TL;DR The S&P 500 sets new all-time highs over 10 times per year on average in good years. Waiting for a "better price" historically means buying at an even higher price later. Dollar cost averaging works because it removes the emotional impulse to time the market — and that impulse is almost always wrong.
A month later, the S&P 500 is above 7,200. Anyone who waited for a pullback is now facing prices 200 points higher than the "too expensive" level they balked at.
Why Dollar Cost Averaging Works
The S&P 500 hits a new all-time high more than 10 times per year on average during good years.
Once you internalize this fact, the intuition that "all-time high = expensive" starts to collapse. All-time highs aren't anomalies — they're the normal state of a rising market. If your rule is "don't buy at all-time highs," you're systematically sitting out most of the market's best stretches.
The mechanics are straightforward:
- No need to predict market direction
- Eliminates emotional decision-making
- Captures the long-term average cost basis
I invest with my head, not my heart. My gut tells me "it's too high, wait for a dip." The data tells me that waiting usually means buying higher. The data wins every time.
Applying This in Today's Market
The current market presents a genuinely complex backdrop for investors. The S&P 500 is at all-time highs, but significant risks are running in the background:
- The Fed held rates at 3.5–3.75% with virtually no chance of cuts this year
- The Iran situation has pushed gas above $6/gallon in California and diesel past $8
- The ceasefire is temporary — when it ends, volatility could return sharply
This is exactly the environment where dollar cost averaging proves its value. You don't know whether the market goes up or down from here. Nobody does. The strategy works precisely because it doesn't require that knowledge.
What I'm Buying
My focus is on broad-based index ETFs — the three-fund portfolio approach covering US total market, international markets, and bonds. This has been my core strategy regardless of market conditions, and nothing about the current environment changes that.
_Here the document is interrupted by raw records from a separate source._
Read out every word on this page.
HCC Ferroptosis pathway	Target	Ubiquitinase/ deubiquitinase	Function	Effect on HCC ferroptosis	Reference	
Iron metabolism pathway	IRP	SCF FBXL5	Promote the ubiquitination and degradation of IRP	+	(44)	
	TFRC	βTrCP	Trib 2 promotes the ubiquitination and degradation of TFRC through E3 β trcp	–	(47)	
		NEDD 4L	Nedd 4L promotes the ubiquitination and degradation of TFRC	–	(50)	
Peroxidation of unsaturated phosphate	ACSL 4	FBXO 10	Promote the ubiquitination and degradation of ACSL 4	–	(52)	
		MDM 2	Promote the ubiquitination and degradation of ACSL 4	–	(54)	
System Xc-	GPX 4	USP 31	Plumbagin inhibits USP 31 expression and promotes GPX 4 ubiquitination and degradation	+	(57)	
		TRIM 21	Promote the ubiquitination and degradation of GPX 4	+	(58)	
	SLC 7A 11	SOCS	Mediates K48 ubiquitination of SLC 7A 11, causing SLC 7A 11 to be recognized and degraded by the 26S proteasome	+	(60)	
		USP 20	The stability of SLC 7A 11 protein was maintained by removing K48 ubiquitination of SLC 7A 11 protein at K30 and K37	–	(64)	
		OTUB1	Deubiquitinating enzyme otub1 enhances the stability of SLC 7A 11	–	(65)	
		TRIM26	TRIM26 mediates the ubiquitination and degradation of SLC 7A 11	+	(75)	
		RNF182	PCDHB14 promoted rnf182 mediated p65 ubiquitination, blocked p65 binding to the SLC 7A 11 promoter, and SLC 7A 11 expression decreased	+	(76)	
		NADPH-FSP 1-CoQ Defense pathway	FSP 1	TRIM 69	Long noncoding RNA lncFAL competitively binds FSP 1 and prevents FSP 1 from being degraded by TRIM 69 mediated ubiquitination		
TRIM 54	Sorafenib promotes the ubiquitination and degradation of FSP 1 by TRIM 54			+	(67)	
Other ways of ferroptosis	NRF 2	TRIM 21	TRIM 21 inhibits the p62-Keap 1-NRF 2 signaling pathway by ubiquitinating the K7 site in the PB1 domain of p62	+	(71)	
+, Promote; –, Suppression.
Individual stocks are a different story. Volatility within the MAG7 alone is extreme — companies are being rewarded or punished based purely on their AI capex levels and perceived monetization path. If prices drop far enough, Microsoft and Amazon are the two I'd consider adding. I'm also researching energy companies and quantum computing stocks.
But the key point: individual positions are satellites, not the core. The core is broad, diversified, and automatic.
Acknowledging the Risks Without Letting Them Paralyze You
I'm cautiously optimistic right now. Earnings were strong across the board. GDP rebounded. AI investment is generating real returns, not just hype. These are legitimate positives.
But thinking "we're past the worst" is premature. The Middle East situation is paused, not resolved. Oil prices at current levels are already a drag on the economy. There's likely more turbulence between now and 2027.
The worst responses to uncertainty are the extremes — going all-in out of FOMO or selling everything out of fear. The right response is sticking to your system. If that system is dollar cost averaging, then you buy this month just like you bought last month and just like you'll buy next month. The price on the screen is irrelevant to the process.